Le Parti socialiste vient de dévoiler son « contre-budget » : 23 milliards d’euros d’économies au lieu des 44 prévus par le gouvernement. Sur le papier, cela pourrait sembler sérieux. En réalité, c’est un recyclage poussiéreux des vieilles recettes idéologiques qui ont déjà échoué… en 1981.
Un parti figé dans le passé
Quarante ans après Mitterrand, le PS continue de croire qu’on peut résoudre les problèmes économiques par plus d’impôts, plus de dépenses publiques et plus de redistribution clientéliste. Pas un mot sur la compétitivité, l’innovation, ou la simplification administrative. Pas un mot sur la nécessité de libérer l’économie réelle. Ce n’est plus un parti de gouvernement : c’est un club fermé, coupé des réalités, qui parle à sa caste bobo urbaine et ignore les PME, les artisans, les agriculteurs et les classes moyennes qui portent le pays.
La “taxe Zucman” : un coup de massue sur l’industrie familiale
Parmi les propositions phares, la fameuse « taxe Zucman » sur le patrimoine des plus riches. Présentée comme un outil de justice sociale, elle serait en réalité un poison lent pour le tissu industriel familial français. Ces entreprises, souvent transmises de génération en génération, sont déjà étranglées par les charges, l’ISF immobilier et la fiscalité sur les successions. Ajouter une taxe confiscatoire, c’est pousser à la vente, à la délocalisation ou à la fermeture. On se demande si les socialistes comprennent seulement les mécanismes économiques qu’ils prétendent réguler, ou s’ils se contentent de flatter un électorat jaloux et idéologisé.
Une stratégie aussi dramatique que celle de l’extrême gauche
Sur le fond, la ligne du PS n’est guère différente de celle des Insoumis ou des écologistes radicaux :
Toujours plus de taxes dans un pays déjà champion du monde de la pression fiscale.
Toujours plus de dépenses publiques sans réforme structurelle.

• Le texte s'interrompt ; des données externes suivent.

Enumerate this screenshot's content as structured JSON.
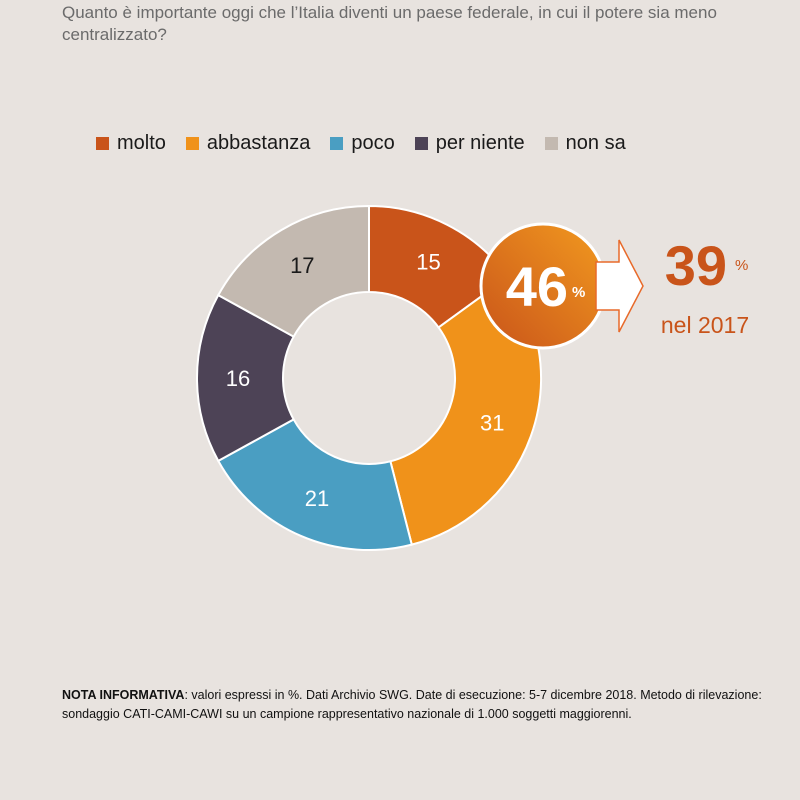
{
  "question": "Quanto è importante oggi che l’Italia diventi un paese federale, in cui il potere sia meno centralizzato?",
  "chart_data": {
    "type": "pie",
    "categories": [
      "molto",
      "abbastanza",
      "poco",
      "per niente",
      "non sa"
    ],
    "values": [
      15,
      31,
      21,
      16,
      17
    ],
    "colors": [
      "#c9541a",
      "#f0921a",
      "#4a9ec2",
      "#4d4356",
      "#c3b9b0"
    ],
    "legend_position": "top",
    "title": "",
    "highlight": {
      "value": "46",
      "unit": "%"
    },
    "comparison": {
      "value": "39",
      "unit": "%",
      "label": "nel 2017"
    }
  },
  "note": {
    "label": "NOTA INFORMATIVA",
    "text": ": valori espressi in %. Dati Archivio SWG. Date di esecuzione: 5-7 dicembre 2018. Metodo di rilevazione: sondaggio CATI-CAMI-CAWI su un campione rappresentativo nazionale di 1.000 soggetti maggiorenni."
  }
}
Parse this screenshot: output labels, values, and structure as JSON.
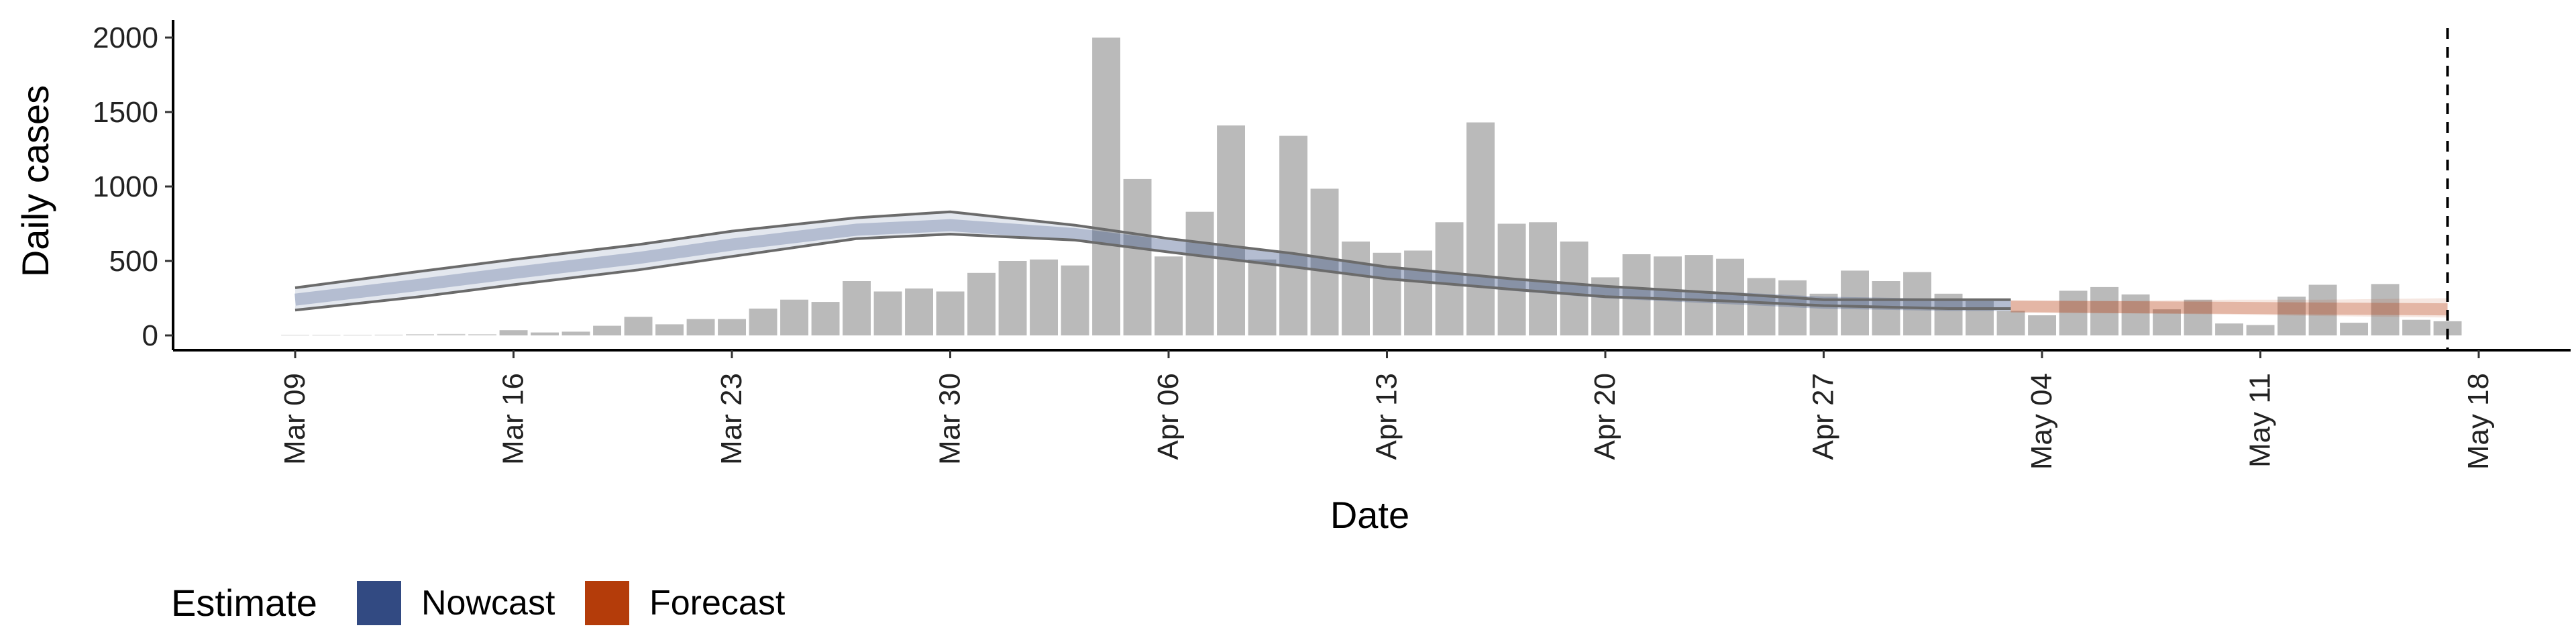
{
  "chart_data": {
    "type": "bar",
    "xlabel": "Date",
    "ylabel": "Daily cases",
    "ylim": [
      0,
      2100
    ],
    "yticks": [
      0,
      500,
      1000,
      1500,
      2000
    ],
    "x_start": "2020-03-09",
    "x_end": "2020-05-18",
    "xticks": [
      "Mar 09",
      "Mar 16",
      "Mar 23",
      "Mar 30",
      "Apr 06",
      "Apr 13",
      "Apr 20",
      "Apr 27",
      "May 04",
      "May 11",
      "May 18"
    ],
    "bar_dates": [
      "2020-03-09",
      "2020-03-10",
      "2020-03-11",
      "2020-03-12",
      "2020-03-13",
      "2020-03-14",
      "2020-03-15",
      "2020-03-16",
      "2020-03-17",
      "2020-03-18",
      "2020-03-19",
      "2020-03-20",
      "2020-03-21",
      "2020-03-22",
      "2020-03-23",
      "2020-03-24",
      "2020-03-25",
      "2020-03-26",
      "2020-03-27",
      "2020-03-28",
      "2020-03-29",
      "2020-03-30",
      "2020-03-31",
      "2020-04-01",
      "2020-04-02",
      "2020-04-03",
      "2020-04-04",
      "2020-04-05",
      "2020-04-06",
      "2020-04-07",
      "2020-04-08",
      "2020-04-09",
      "2020-04-10",
      "2020-04-11",
      "2020-04-12",
      "2020-04-13",
      "2020-04-14",
      "2020-04-15",
      "2020-04-16",
      "2020-04-17",
      "2020-04-18",
      "2020-04-19",
      "2020-04-20",
      "2020-04-21",
      "2020-04-22",
      "2020-04-23",
      "2020-04-24",
      "2020-04-25",
      "2020-04-26",
      "2020-04-27",
      "2020-04-28",
      "2020-04-29",
      "2020-04-30",
      "2020-05-01",
      "2020-05-02",
      "2020-05-03",
      "2020-05-04",
      "2020-05-05",
      "2020-05-06",
      "2020-05-07",
      "2020-05-08",
      "2020-05-09",
      "2020-05-10",
      "2020-05-11",
      "2020-05-12",
      "2020-05-13",
      "2020-05-14",
      "2020-05-15",
      "2020-05-16",
      "2020-05-17"
    ],
    "bar_values": [
      2,
      2,
      0,
      5,
      8,
      10,
      8,
      35,
      20,
      25,
      65,
      125,
      75,
      110,
      110,
      180,
      240,
      225,
      365,
      295,
      315,
      295,
      420,
      500,
      510,
      470,
      2000,
      1050,
      530,
      830,
      1410,
      510,
      1340,
      985,
      630,
      555,
      570,
      760,
      1430,
      750,
      760,
      630,
      390,
      545,
      530,
      540,
      515,
      385,
      370,
      280,
      435,
      365,
      425,
      280,
      230,
      165,
      135,
      300,
      325,
      275,
      175,
      240,
      80,
      70,
      260,
      340,
      85,
      345,
      105,
      95
    ],
    "vline_date": "2020-05-17",
    "nowcast": {
      "dates": [
        "2020-03-09",
        "2020-03-13",
        "2020-03-16",
        "2020-03-20",
        "2020-03-23",
        "2020-03-27",
        "2020-03-30",
        "2020-04-03",
        "2020-04-06",
        "2020-04-10",
        "2020-04-13",
        "2020-04-17",
        "2020-04-20",
        "2020-04-24",
        "2020-04-27",
        "2020-05-01",
        "2020-05-03"
      ],
      "lower": [
        170,
        260,
        340,
        440,
        530,
        650,
        680,
        640,
        560,
        460,
        380,
        310,
        260,
        230,
        200,
        180,
        180
      ],
      "upper": [
        320,
        430,
        510,
        610,
        700,
        790,
        830,
        740,
        650,
        550,
        460,
        380,
        330,
        280,
        240,
        240,
        240
      ],
      "median": [
        240,
        340,
        420,
        520,
        610,
        710,
        740,
        680,
        600,
        500,
        420,
        340,
        290,
        250,
        220,
        205,
        205
      ],
      "color": "#3b5488"
    },
    "forecast": {
      "dates": [
        "2020-05-03",
        "2020-05-06",
        "2020-05-10",
        "2020-05-13",
        "2020-05-17"
      ],
      "lower": [
        160,
        150,
        140,
        130,
        120
      ],
      "upper": [
        230,
        230,
        240,
        240,
        250
      ],
      "median": [
        195,
        190,
        185,
        180,
        175
      ],
      "color": "#b83a0a"
    },
    "legend": {
      "title": "Estimate",
      "items": [
        {
          "label": "Nowcast",
          "color": "#324a82"
        },
        {
          "label": "Forecast",
          "color": "#b43c0a"
        }
      ]
    },
    "bar_color": "#bababa"
  }
}
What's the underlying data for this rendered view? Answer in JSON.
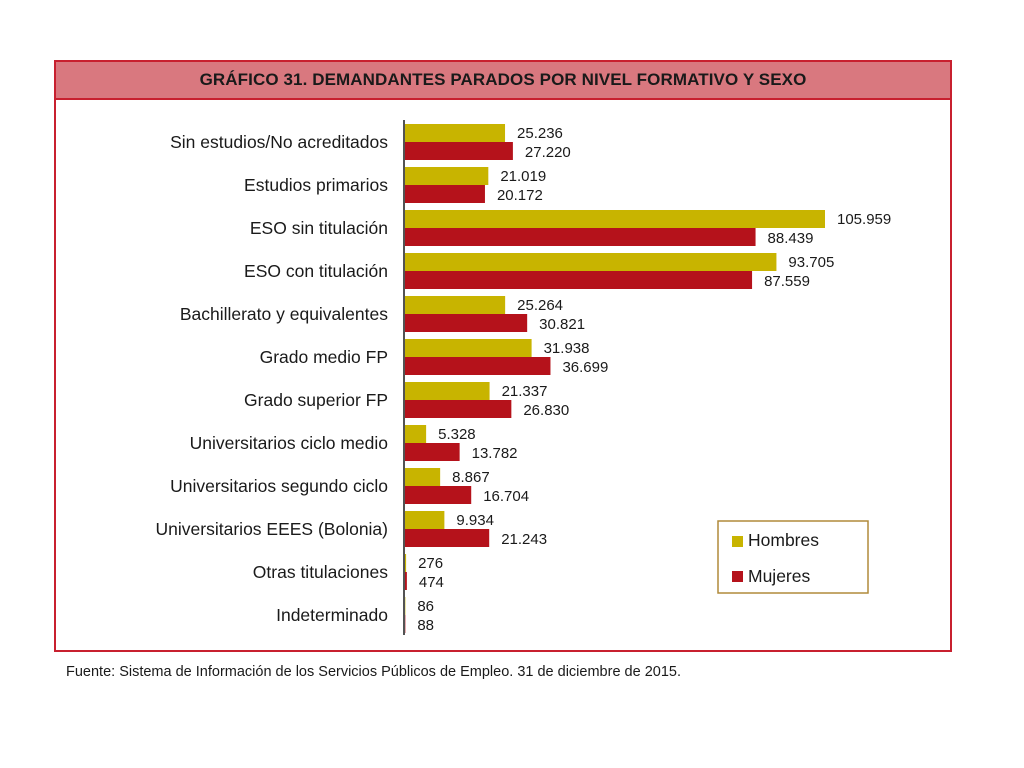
{
  "figure": {
    "title": "GRÁFICO 31. DEMANDANTES PARADOS POR NIVEL FORMATIVO Y SEXO",
    "source": "Fuente: Sistema de Información de los Servicios Públicos de Empleo. 31 de diciembre de 2015."
  },
  "colors": {
    "hombres": "#c8b400",
    "mujeres": "#b5121b",
    "frame": "#c8202f",
    "title_bg": "#d9787f",
    "legend_border": "#b08a3a"
  },
  "chart_data": {
    "type": "bar",
    "orientation": "horizontal",
    "title": "GRÁFICO 31. DEMANDANTES PARADOS POR NIVEL FORMATIVO Y SEXO",
    "xlabel": "",
    "ylabel": "",
    "xlim": [
      0,
      110000
    ],
    "grid": false,
    "legend_position": "bottom-right",
    "categories": [
      "Sin estudios/No acreditados",
      "Estudios primarios",
      "ESO sin titulación",
      "ESO con titulación",
      "Bachillerato y equivalentes",
      "Grado medio FP",
      "Grado superior FP",
      "Universitarios ciclo medio",
      "Universitarios segundo ciclo",
      "Universitarios EEES (Bolonia)",
      "Otras titulaciones",
      "Indeterminado"
    ],
    "series": [
      {
        "name": "Hombres",
        "color": "#c8b400",
        "values": [
          25236,
          21019,
          105959,
          93705,
          25264,
          31938,
          21337,
          5328,
          8867,
          9934,
          276,
          86
        ],
        "labels": [
          "25.236",
          "21.019",
          "105.959",
          "93.705",
          "25.264",
          "31.938",
          "21.337",
          "5.328",
          "8.867",
          "9.934",
          "276",
          "86"
        ]
      },
      {
        "name": "Mujeres",
        "color": "#b5121b",
        "values": [
          27220,
          20172,
          88439,
          87559,
          30821,
          36699,
          26830,
          13782,
          16704,
          21243,
          474,
          88
        ],
        "labels": [
          "27.220",
          "20.172",
          "88.439",
          "87.559",
          "30.821",
          "36.699",
          "26.830",
          "13.782",
          "16.704",
          "21.243",
          "474",
          "88"
        ]
      }
    ]
  }
}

Toujours plus de normes et de contraintes pour les acteurs économiques.
Résultat : découragement de l’investissement, fuite des talents, et affaiblissement de notre souveraineté économique.
Un pays qui n’a plus les moyens de ces illusions
La France est déjà à bout de souffle : dette publique record, croissance molle, chômage structurel, désindustrialisation massive. Face à ces défis, le PS propose… les mêmes recettes qui ont échoué depuis quatre décennies. Ce n’est pas seulement de l’incohérence : c’est de l’aveuglement idéologique. Et cet aveuglement coûte cher — très cher — à la nation.